O rotativo dos cartões tinha taxa em média de 242% ao ano em
junho. No cheque especial, que já foi alvo de tabelamento imposto
pelo BC, a média é de 110,2% ao ano. A Selic está em 2% ao ano.
O projeto de lei já sofreu modificações no Senado e agora prevê
a redução das taxas a 30% para bancos e a 35% ao ano para fintechs
nas operações contratadas durante o período de calamidade pública –
em princípio, entre março e dezembro deste ano. No entanto, as
instituições financeiras veem uma pressão por mudanças nesses
produtos para além da pandemia, daí o interesse em aproveitar para
tratar de uma revisão mais ampla.
Com isso, o setor deve recolocar na mesa uma discussão antiga
sobre a estrutura do mercado de cartões no Brasil, considerada uma
“jabuticaba”. No país, uma série de subsídios cruzados no produto
encarece as taxas para os clientes. As pessoas pagam juros altos no
rotativo porque estão isentas em outras situações. Primeiro, no
período de carência da cobrança, que ocorre entre a compra e o
vencimento da fatura, que dura cerca de 30 dias. Segundo, porque
existe o parcelado sem juros. Compras à vista e parceladas
representam 76% do volume de transações com cartões de crédito.
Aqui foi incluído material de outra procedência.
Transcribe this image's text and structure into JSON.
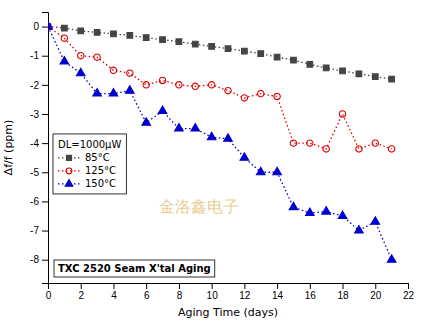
{
  "chart_data": {
    "type": "line",
    "xlabel": "Aging Time (days)",
    "ylabel": "Δf/f (ppm)",
    "xlim": [
      0,
      22
    ],
    "ylim": [
      -8.8,
      0.5
    ],
    "xticks": [
      0,
      2,
      4,
      6,
      8,
      10,
      12,
      14,
      16,
      18,
      20,
      22
    ],
    "yticks": [
      0,
      -1,
      -2,
      -3,
      -4,
      -5,
      -6,
      -7,
      -8
    ],
    "grid": false,
    "legend": "left",
    "legend_title": "DL=1000μW",
    "annotations": [
      {
        "text": "TXC 2520 Seam X'tal Aging"
      },
      {
        "text": "金洛鑫电子"
      }
    ],
    "x": [
      0,
      1,
      2,
      3,
      4,
      5,
      6,
      7,
      8,
      9,
      10,
      11,
      12,
      13,
      14,
      15,
      16,
      17,
      18,
      19,
      20,
      21
    ],
    "series": [
      {
        "name": "85°C",
        "color": "#444444",
        "marker": "square",
        "line_style": "dotted",
        "values": [
          0.0,
          -0.05,
          -0.15,
          -0.2,
          -0.25,
          -0.3,
          -0.38,
          -0.45,
          -0.52,
          -0.6,
          -0.68,
          -0.76,
          -0.84,
          -0.93,
          -1.05,
          -1.15,
          -1.3,
          -1.42,
          -1.52,
          -1.62,
          -1.72,
          -1.8
        ]
      },
      {
        "name": "125°C",
        "color": "#dd0000",
        "marker": "circle-open",
        "line_style": "dotted",
        "values": [
          0.0,
          -0.4,
          -1.0,
          -1.05,
          -1.5,
          -1.6,
          -2.0,
          -1.85,
          -2.0,
          -2.05,
          -2.0,
          -2.2,
          -2.45,
          -2.3,
          -2.4,
          -4.0,
          -4.0,
          -4.2,
          -3.0,
          -4.2,
          -4.0,
          -4.2
        ]
      },
      {
        "name": "150°C",
        "color": "#0000cc",
        "marker": "triangle",
        "line_style": "dotted",
        "values": [
          0.0,
          -1.2,
          -1.6,
          -2.3,
          -2.3,
          -2.2,
          -3.3,
          -2.9,
          -3.5,
          -3.5,
          -3.8,
          -3.85,
          -4.5,
          -5.0,
          -5.0,
          -6.2,
          -6.4,
          -6.35,
          -6.5,
          -7.0,
          -6.7,
          -8.0
        ]
      }
    ]
  }
}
O parcelado sem juros implica outra questão para os bancos. Quem
decide se oferece ou não o parcelamento aos consumidores é o
lojista. Mas quem corre o risco da inadimplência é o emissor.
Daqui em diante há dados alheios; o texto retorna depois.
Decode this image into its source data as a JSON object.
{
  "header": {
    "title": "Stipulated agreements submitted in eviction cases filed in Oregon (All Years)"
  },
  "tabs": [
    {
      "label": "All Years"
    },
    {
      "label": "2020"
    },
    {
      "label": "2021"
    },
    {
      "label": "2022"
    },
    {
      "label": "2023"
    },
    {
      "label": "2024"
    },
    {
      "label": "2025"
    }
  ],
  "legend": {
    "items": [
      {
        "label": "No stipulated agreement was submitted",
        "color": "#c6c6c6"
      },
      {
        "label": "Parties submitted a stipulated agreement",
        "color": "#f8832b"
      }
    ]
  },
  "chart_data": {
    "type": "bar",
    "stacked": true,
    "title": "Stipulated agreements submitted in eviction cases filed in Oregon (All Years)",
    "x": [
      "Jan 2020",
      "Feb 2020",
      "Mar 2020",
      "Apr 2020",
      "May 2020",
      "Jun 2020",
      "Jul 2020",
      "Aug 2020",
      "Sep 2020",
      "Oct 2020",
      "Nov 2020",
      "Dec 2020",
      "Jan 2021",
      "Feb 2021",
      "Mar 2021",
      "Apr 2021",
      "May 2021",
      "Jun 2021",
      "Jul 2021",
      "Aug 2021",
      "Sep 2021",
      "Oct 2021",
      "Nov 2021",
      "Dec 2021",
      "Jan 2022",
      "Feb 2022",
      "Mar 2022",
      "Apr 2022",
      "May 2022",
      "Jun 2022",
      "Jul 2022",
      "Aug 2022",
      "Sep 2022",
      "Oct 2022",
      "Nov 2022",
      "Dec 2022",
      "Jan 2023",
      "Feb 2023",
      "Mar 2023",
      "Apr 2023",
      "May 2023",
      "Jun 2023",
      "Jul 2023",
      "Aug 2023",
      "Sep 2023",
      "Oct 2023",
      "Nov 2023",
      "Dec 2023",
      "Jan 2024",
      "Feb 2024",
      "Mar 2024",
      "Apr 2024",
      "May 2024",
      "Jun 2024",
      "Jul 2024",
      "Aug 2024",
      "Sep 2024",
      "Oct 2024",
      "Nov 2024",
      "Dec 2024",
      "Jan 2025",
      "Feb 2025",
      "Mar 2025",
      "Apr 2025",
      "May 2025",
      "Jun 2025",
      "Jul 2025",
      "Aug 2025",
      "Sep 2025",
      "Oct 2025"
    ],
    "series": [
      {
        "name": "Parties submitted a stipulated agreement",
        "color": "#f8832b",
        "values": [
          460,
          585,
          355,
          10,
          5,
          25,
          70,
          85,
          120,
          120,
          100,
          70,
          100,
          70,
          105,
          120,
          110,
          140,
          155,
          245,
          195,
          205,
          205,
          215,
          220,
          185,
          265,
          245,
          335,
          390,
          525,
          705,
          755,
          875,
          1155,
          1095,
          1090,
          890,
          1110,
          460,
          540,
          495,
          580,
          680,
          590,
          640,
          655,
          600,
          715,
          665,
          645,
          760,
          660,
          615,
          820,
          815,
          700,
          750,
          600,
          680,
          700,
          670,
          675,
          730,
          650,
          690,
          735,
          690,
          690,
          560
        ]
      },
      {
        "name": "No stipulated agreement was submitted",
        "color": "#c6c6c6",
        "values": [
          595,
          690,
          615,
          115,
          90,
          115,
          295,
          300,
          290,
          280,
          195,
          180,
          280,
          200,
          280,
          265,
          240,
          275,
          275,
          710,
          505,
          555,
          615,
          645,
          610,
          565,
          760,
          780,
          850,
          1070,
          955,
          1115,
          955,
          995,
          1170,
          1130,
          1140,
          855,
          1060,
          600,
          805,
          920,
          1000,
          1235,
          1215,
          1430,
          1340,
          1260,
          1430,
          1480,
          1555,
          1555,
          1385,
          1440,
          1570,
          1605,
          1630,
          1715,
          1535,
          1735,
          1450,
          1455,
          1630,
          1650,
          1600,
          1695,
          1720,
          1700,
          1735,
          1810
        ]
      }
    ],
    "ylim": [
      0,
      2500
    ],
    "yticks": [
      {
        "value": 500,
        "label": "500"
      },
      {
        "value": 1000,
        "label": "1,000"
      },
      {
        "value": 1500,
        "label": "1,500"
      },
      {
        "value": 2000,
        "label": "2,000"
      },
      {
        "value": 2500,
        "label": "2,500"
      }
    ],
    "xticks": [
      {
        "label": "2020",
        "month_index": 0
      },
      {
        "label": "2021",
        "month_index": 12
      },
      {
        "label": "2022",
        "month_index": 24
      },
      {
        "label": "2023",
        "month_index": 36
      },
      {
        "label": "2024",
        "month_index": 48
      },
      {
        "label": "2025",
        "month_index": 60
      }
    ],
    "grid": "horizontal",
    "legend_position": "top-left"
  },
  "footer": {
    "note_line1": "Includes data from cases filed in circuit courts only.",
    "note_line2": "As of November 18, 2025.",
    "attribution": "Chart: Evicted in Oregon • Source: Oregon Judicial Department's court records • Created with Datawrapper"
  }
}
O tema já é debatido entre o setor e o BC há anos. Em 2017,
entrou em vigor regra que limita a 30 dias a permanência dos
clientes no rotativo. Depois disso, as faturas são parceladas como
crédito pessoal – na prática, a taxa de 242% ao ano só é paga
durante um mês.
No ano passado, o setor também lançou uma opção de crediário,
que o cliente pode contratar na maquininha, no ato da compra. O
produto oferece parcelamento mais longo, mas com juros. Houve pouca
adesão, porém. Embora o parcelado tenha uma série de taxas
embutidas, tem um apelo grande para os consumidores.
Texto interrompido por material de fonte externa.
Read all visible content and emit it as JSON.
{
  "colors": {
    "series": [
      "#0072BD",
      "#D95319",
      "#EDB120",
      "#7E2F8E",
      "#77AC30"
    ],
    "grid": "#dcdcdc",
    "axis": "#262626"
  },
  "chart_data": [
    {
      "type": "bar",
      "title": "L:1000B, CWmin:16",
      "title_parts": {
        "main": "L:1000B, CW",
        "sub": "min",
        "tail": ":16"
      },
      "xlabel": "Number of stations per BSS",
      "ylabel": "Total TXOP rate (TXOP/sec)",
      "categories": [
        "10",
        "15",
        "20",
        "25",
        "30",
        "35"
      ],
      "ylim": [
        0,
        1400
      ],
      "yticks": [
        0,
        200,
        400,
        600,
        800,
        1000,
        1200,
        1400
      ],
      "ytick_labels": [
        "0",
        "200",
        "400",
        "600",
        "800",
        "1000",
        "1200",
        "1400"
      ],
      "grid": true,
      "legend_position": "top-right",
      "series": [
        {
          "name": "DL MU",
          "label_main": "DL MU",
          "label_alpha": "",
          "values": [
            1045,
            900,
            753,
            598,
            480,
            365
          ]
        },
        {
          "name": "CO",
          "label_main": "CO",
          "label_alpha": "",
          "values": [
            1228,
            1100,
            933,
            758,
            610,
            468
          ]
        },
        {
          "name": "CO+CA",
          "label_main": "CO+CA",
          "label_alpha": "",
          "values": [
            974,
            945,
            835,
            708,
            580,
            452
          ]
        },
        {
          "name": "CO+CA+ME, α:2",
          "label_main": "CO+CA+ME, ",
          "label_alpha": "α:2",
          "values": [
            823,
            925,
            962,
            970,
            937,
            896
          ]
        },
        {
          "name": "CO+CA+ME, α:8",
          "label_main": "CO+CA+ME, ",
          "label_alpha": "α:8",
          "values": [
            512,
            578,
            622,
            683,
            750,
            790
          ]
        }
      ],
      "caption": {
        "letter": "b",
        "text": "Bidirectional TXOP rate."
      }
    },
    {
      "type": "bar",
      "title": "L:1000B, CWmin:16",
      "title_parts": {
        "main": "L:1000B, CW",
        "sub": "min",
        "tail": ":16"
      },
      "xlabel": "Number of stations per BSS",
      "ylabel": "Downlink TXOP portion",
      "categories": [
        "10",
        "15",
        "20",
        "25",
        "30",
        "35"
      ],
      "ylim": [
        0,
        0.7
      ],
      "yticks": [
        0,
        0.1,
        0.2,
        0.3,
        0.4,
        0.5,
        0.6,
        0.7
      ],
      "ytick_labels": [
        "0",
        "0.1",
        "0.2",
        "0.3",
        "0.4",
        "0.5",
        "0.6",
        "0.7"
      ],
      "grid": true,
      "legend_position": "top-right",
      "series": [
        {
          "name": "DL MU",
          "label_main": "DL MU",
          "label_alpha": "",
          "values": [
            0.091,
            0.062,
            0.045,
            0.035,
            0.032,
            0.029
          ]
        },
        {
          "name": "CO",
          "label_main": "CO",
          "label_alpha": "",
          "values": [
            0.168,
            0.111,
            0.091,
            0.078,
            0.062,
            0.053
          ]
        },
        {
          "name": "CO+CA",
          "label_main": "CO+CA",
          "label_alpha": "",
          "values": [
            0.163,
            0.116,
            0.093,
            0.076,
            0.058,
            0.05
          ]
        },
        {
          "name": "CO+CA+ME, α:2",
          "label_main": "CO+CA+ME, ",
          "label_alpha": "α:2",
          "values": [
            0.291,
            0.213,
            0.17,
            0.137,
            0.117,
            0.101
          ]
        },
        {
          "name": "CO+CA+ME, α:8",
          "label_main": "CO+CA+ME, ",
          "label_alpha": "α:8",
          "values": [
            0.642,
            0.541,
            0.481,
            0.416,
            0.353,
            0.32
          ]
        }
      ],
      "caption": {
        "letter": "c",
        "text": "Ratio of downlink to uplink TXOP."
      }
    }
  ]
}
O caso do cheque especial é mais simples. A linha é rentável
para os bancos, mas representa menos de 3% da carteira de crédito
de pessoas físicas. Neste ano, passou a valer o teto de 8% ao mês
para as taxas da linha. As instituições optaram por não cobrar
tarifas dos clientes, mas a nova regra prevê essa possibilidade.
Outro caminho é restringir o produto a um número menor de clientes,
mas isso afetará sobretudo os de baixa renda.